- 公益社団法人 計測自動制御学会
- 計測自動制御学会論文集 (ISSN:04534654)
- vol.53, no.12, pp.644-653, 2017 (Released:2017-12-16)
In this paper, multi-speaker localization methods using voice signal are proposed. Sound source localization systems consisting of many microphones have been widely researched. In our laboratory, we have researched sound source localization of persons based on TDOA (Time Difference of Arrival) between distributed microphones for the purpose of efficient use of air conditioner and lighting in the office . Localization systems based on sound such as footsteps or voice are superior to those based on image data in terms of privacy-consciousness and utility in the dark. As sound source localization methods, beamforming, subspace methods and TDOA-based methods are widely used. CSP (Cross-power Spectrum Phase) analysis is one of the most famous method to estimate TDOA. We have researched sound source localization methods using CSP analysis because it spends less calculation cost than beamforming or subspace methods.
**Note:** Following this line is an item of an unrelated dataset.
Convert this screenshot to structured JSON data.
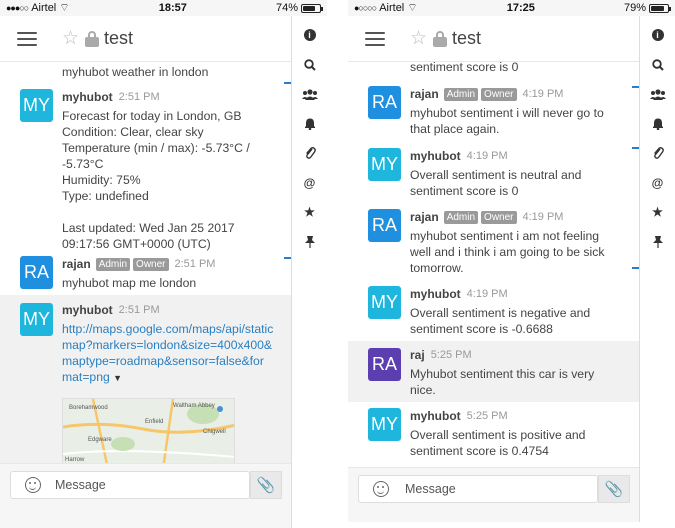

However, CSP analysis doesn't work well by itself in the real office environment because of sound lasting for a long time, reverberations, low SNR, and so on. The main cause of difficulty in sound source localization in such a case is the “weak correlation” between different sound signals. In this paper, it is shown that the bad effect of the “weak correlation” can be improved by our proposed methods, Wiener-filter-based CSP analysis and H-CSP (Histogram-CSP) analysis. H-CSP analysis is a statistics data analysis method for CSP coefficients which uses the histogram of CSP coefficients. In this research, the effectiveness of proposed methods are shown by sound source localization experiments in the case sound sources are stable and the case sound sources are moving.